Al mismo tiempo que reconocen la necesidad de modernizar la economía, los dirigentes cubanos han reiterado que estas reformas buscan fortalecer —no sustituir— el sistema político del país. La Habana ha rechazado las exigencias externas de un cambio de régimen, insistiendo en que el futuro de Cuba debe ser decidido exclusivamente por el pueblo cubano.

El gobierno también ha adoptado varias medidas de carácter humanitario en los últimos meses, entre ellas la liberación de más de 2.000 personas privadas de libertad. Aunque algunos críticos señalaron que no todos los detenidos por motivos políticos fueron incluidos, las autoridades cubanas describieron la medida como parte de un esfuerzo más amplio para atender preocupaciones humanitarias, mientras continúan impulsando reformas internas.

Mientras tanto, Washington ha dado pocas señales de que vaya a suavizar su postura. La administración Trump ha impuesto nuevas sanciones contra el presidente Miguel Díaz-Canel y otros altos funcionarios cubanos, además de ampliar las restricciones al sector energético estatal. El secretario de Estado, Marco Rubio, sostiene que son décadas de mala gestión económica del gobierno cubano —y no las sanciones estadounidenses— las principales responsables de las dificultades que enfrenta la isla.

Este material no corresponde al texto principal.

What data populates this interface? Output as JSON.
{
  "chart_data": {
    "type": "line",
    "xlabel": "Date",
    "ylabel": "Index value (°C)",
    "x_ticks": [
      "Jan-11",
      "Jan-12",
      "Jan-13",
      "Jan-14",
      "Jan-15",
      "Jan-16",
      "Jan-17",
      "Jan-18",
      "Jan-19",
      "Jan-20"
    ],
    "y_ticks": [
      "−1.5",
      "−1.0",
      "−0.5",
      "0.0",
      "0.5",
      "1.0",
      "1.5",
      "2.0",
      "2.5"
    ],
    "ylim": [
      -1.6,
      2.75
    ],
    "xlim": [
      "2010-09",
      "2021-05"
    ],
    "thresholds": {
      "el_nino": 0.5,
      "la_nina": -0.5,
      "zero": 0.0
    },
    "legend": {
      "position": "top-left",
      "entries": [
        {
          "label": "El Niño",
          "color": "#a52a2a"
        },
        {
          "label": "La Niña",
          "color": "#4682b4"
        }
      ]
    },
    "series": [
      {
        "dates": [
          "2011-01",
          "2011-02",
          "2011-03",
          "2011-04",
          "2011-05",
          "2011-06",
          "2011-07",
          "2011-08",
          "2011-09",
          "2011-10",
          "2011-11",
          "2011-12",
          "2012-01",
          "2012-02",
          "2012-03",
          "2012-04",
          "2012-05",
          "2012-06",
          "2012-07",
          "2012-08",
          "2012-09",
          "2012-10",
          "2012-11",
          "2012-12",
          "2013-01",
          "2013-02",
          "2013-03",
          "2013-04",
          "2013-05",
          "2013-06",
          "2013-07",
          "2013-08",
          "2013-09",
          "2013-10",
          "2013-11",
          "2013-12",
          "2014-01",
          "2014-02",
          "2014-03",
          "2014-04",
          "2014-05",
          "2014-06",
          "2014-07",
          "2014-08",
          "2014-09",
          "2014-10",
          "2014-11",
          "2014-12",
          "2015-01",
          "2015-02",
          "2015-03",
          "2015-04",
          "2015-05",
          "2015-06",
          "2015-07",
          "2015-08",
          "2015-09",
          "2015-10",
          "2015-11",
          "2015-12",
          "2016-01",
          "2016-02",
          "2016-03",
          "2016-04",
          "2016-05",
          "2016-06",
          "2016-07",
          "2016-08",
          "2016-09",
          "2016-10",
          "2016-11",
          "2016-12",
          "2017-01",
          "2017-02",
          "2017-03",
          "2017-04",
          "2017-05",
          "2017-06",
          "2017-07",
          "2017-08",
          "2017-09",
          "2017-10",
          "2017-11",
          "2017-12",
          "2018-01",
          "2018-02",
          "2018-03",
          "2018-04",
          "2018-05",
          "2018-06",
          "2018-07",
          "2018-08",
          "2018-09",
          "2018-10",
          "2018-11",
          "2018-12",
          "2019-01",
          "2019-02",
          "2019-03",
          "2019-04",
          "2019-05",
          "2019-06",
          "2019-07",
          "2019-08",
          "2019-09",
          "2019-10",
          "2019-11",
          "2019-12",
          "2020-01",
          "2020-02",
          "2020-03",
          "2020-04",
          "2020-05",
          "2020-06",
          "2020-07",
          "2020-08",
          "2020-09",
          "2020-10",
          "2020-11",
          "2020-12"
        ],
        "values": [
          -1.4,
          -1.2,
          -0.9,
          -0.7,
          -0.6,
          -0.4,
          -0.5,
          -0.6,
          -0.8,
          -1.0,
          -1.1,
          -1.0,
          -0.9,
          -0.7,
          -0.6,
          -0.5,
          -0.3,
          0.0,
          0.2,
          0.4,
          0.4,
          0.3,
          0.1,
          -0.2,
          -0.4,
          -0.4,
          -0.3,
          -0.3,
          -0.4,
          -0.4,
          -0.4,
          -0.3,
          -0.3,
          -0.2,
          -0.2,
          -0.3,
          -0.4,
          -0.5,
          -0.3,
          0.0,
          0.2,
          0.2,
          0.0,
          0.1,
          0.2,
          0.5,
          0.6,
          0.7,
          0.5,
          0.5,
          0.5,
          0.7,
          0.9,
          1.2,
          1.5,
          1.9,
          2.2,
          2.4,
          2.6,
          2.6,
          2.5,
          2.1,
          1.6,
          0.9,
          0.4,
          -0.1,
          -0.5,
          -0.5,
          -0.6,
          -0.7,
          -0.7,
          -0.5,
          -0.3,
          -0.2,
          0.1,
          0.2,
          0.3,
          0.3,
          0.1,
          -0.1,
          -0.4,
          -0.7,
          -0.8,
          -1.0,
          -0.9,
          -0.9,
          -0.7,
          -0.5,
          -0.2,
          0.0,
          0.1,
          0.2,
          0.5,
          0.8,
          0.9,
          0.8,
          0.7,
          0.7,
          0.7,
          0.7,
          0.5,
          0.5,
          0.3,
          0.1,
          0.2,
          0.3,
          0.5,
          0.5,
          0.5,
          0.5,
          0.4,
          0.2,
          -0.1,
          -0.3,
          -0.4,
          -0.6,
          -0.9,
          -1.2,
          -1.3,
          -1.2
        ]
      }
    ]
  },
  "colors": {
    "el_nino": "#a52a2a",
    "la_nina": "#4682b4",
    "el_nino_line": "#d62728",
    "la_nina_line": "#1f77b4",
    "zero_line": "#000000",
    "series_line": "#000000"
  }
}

La Habana rechaza ese argumento y afirma que ninguna economía puede desarrollarse normalmente bajo uno de los sistemas de sanciones económicas más prolongados del mundo. Las autoridades cubanas sostienen que el embargo, reforzado por nuevas restricciones financieras y energéticas, se ha convertido en una forma de guerra económica destinada a provocar un cambio político mediante el sufrimiento económico de la población.

Por ahora, ambos gobiernos parecen mantenerse firmes en sus respectivas posiciones. Cuba afirma que continúa dispuesta a mantener conversaciones diplomáticas basadas en el respeto mutuo y la igualdad soberana, mientras que Washington sigue recurriendo a las sanciones como su principal instrumento de política exterior.

Sin señales de que alguna de las dos partes esté dispuesta a modificar su postura, las posibilidades de una mejora significativa en las relaciones entre Estados Unidos y Cuba parecen hoy tan lejanas como siempre, dejando al pueblo cubano como el principal afectado por un conflicto sin resolver que ya supera las seis décadas.